Repo Role Who deploys it
moe-sovereign Core: API gateway, multi-model routing, caching, GraphRAG basis, 15 expert specialists Everyone running sovereign LLM infrastructure
moe-libris Federation hub: knowledge-bundle exchange between sovereign instances Consortia / federated research networks
moe-codex Foundry-inspired data platform: catalog, approval workflow, lineage, versioning, investigation, drift detection — architecturally related to Palantir-class platforms, not a current drop-in replacement Compliance-driven deployments (authorities, KritIS, pharma audit, banks)

The core (moe-sovereign) is the broad-market product. moe-codex is opt-in — only deployed where Foundry-/Gotham-equivalent functionality is genuinely needed.
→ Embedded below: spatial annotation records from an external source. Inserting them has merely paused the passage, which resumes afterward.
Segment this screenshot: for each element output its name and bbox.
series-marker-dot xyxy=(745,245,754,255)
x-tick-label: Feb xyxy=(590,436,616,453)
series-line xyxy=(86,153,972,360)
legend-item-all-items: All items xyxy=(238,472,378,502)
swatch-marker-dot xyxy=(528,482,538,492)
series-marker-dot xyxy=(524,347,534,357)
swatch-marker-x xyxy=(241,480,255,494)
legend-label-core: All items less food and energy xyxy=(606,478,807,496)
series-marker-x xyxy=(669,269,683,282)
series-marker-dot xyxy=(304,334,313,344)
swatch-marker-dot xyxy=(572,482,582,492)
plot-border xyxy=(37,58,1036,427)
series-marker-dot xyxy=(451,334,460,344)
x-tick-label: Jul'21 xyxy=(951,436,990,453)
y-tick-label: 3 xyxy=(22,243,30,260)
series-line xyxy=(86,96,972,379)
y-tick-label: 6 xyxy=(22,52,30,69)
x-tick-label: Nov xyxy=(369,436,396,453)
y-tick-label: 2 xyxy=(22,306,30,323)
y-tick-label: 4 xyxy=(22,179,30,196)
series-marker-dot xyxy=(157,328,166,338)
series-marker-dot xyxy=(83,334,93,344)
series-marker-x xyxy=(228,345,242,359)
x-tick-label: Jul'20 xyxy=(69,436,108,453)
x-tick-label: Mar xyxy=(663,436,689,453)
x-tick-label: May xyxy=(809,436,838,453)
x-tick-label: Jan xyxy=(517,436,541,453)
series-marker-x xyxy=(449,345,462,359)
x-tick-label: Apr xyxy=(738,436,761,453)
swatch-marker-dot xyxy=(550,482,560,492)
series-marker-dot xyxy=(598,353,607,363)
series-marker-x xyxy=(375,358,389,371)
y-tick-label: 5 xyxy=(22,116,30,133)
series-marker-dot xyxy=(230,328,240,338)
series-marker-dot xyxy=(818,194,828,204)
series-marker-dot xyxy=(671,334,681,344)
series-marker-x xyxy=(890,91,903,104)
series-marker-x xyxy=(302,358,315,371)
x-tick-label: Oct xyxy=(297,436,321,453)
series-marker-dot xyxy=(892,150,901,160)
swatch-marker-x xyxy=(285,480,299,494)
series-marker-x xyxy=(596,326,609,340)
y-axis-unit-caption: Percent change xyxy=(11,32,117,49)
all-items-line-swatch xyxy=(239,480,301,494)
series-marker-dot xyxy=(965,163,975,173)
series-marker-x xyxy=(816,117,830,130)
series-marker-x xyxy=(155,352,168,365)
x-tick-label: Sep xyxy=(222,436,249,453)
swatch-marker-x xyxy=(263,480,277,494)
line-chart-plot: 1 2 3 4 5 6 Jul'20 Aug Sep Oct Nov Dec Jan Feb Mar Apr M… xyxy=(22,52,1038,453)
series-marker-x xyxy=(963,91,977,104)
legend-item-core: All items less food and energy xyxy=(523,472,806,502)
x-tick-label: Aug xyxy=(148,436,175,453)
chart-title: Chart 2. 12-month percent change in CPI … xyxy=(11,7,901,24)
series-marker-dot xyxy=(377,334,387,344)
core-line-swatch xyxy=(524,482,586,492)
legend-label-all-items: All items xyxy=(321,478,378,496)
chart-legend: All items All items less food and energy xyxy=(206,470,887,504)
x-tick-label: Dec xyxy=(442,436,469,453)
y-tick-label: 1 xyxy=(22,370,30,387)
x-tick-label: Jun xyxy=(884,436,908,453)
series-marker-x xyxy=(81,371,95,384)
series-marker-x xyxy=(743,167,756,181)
This split is intentional: 95 % of operators want a sovereign LLM gateway; only the regulated minority needs the full data-platform stack.

See docs/system/license_compliance.md for tool selection per repo and moe-codex/docs/system/palantir_comparison.md (when present) for the detailed feature-by-feature mapping.


7. Maintenance contract

This page is the canonical EU sovereignty statement.

Update triggers:

  • New EU regulation enters force that affects sovereignty positioning (e.g. NIS2 transposition in individual member states) → update section 2.
  • New EU-jurisdiction-compliant hosting provider meets our criteria → add row in section 3.
  • Component drops out of OSI-compatibility → reflect in section 4 and license_compliance.md.
  • Repo topology changes → update section 6.

The Comparison table in section 5 may not be tweaked into marketing puffery — every row must remain factually defensible under § 6 German UWG.